I blew out a long breath and squeezed her hands. "It wasn't Gene." My voice sounded as if I was being choked, which in a way I was. My throat was tight from sharing my past. "Gene didn’t hurt either of us. It was my stepsister. Mallory...molested me." I choked on the word. It was one that rattled around in my nightmares, but I never said it out loud.
Her fidgeting stilled. "Mallory." It was a statement, not a question. "I…I don't understand. How could she...why..."
I watched her eyes flicker between me and the floor as she tried to process everything I'd told her. She started to say something a couple of times but shook her head and closed her mouth.
I was resolved to tell her anything she wanted to know but was grateful when she didn't ask for details. She didn't need to know how Mallory started off telling me she could make me feel good, the same way adults did when they did the same things the dolls did. How she taught a young boy just starting puberty to masturbate, and later how she came to his room and forced him to touch her while she stroked him to orgasm. How even when he didn't want it and tried to fight it, basic biology still responded to her touch. I'd spent months in counseling to convince me Mallory had taken advantage of me, that I wasn't a sicko who liked to have sex with his stepsister. That she had, in reality, raped me. And subsequently, developed a lifelong issue with trust when it came to women.

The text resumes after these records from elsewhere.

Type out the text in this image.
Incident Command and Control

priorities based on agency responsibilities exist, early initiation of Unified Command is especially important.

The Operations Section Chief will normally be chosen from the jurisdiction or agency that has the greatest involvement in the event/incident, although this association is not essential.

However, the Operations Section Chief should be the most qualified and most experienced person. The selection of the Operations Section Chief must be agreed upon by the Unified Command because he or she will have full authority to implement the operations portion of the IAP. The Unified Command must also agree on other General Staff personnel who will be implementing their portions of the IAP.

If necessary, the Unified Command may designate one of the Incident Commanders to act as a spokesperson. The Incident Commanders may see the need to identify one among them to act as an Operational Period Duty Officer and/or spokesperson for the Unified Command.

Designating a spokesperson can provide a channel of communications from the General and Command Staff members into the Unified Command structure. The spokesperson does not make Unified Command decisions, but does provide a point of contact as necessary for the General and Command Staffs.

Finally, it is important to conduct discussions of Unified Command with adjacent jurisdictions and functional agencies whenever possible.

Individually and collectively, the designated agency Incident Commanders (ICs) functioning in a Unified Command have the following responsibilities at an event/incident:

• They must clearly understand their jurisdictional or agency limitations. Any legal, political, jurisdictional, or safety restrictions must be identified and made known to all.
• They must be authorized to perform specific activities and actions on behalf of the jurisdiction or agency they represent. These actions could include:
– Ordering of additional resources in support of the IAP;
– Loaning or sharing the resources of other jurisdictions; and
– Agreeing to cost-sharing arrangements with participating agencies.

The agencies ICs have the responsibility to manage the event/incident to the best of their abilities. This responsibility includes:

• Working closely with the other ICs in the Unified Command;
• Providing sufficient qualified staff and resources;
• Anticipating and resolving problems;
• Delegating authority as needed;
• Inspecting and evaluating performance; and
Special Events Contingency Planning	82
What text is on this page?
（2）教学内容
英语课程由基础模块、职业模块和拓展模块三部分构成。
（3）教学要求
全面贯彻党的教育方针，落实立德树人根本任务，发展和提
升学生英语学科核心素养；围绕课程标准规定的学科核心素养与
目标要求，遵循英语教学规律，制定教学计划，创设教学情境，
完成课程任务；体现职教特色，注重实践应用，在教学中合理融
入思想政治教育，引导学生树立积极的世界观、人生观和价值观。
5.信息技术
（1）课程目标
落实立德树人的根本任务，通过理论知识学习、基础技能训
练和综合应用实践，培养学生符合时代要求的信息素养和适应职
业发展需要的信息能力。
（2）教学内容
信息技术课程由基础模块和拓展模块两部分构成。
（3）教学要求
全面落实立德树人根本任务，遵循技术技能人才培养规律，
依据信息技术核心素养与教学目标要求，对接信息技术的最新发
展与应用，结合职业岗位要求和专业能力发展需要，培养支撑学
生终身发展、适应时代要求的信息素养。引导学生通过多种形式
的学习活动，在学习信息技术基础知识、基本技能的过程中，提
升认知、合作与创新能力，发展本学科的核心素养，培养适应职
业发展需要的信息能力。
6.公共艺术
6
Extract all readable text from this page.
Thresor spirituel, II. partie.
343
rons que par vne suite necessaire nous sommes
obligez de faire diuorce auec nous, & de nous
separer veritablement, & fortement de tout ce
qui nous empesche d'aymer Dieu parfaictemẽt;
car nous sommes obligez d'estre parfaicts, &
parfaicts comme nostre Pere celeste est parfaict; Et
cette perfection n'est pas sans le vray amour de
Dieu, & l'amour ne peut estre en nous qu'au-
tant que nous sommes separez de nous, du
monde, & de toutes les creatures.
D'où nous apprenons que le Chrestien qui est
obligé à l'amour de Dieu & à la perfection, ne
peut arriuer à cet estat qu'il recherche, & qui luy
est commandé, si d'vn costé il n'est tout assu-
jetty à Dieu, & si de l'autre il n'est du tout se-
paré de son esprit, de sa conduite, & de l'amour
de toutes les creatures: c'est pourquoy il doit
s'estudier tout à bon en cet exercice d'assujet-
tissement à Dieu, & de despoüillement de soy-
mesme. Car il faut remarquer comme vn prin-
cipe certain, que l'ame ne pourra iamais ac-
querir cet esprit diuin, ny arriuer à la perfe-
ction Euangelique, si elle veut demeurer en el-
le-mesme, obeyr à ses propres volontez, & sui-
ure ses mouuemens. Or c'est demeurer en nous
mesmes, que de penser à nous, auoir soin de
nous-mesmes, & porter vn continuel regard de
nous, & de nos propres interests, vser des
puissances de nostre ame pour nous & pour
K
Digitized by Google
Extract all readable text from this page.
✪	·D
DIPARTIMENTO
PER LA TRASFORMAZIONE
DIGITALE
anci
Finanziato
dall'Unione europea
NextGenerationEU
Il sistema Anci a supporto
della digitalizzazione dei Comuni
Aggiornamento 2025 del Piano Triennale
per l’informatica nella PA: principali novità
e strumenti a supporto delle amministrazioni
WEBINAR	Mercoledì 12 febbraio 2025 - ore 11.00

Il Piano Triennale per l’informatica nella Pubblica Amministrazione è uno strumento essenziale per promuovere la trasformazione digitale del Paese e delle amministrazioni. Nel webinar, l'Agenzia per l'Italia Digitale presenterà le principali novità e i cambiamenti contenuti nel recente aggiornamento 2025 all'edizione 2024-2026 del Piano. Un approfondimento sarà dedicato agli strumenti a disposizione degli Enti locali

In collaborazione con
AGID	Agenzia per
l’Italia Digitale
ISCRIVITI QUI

"Oh, dear God. Jax. I don't know what to say." She curled into a ball on my lap and wrapped her arms around me, squeezing hard while burying her face against my chest so tight I couldn't see how she could breathe. I leaned back against the couch, bringing her with me. We could have sat like that for minutes or hours. Time lost meaning. I knew she was grieving for the little boy I used to be and offering comfort; and me soaking it up like a dry sponge on behalf of the boy who couldn't.
Without lifting her head, she finally spoke. "I'm sorry, Jax. It makes me sick and sad all that happened to you as a child."
"I survived."
She lifted her head. "But childhood isn't meant to be survived. It's meant to be cherished and to have fun and feel safe in exploring the world around you. It makes me realize how good I had it, and how I haven't appreciated it."
I held her face in my hands. "I'm glad you didn't know any different, sweetheart. And despite everything, I'm luckier than many. I had a mom who sacrificed everything to keep me safe once she found out the truth, even though it broke her heart in many ways."
"Of course, she did. She's your mom. How did she find out? Did you tell her?"
"No." I tucked her face back into my neck. I trusted her, but I couldn't quite look at her while the other half of my confession came out. "I was too scared. Mallory convinced me my mom would be angry at me if I ruined her new marriage, how I'd be such a bad son if I made her unhappy. Mallory convinced me that if I really loved her and loved my family, I wouldn’t say anything. And I believed her. My mom was the happiest I'd seen in years. My last words to my father were that I'd take care of her. It sounds so twisted as an adult, but back then I was trying to protect her."
"Oh, Jax." Her fingers flexed, clasping the material of my shirt. "That's so brave and sad at the same time."
"I knew what we were doing wasn't right. But understand, Mallory was beautiful, and she was a huge flirt. She'd act like a shy and innocent girl at home, but as soon as our parents weren't looking, she was flirty, and I don't know, provocative, even for a teenager. Boys and even grown men noticed her. I heard all the time from other guys that if they had a stepsister like that, they'd be trying to tap into it. And in my own mind, I couldn't help but think that I wouldn't respond to her if I didn't actually like it."
Grace sat up. "No. That's not how that works. You were a hormonal teenager that she took advantage of. She threatened you."
I smirked. "Yes, counselor. Send me your bill."
She smacked me lightly on the chest.
"Too soon for jokes?"
She sat up, frowning. "It's not a joke at all."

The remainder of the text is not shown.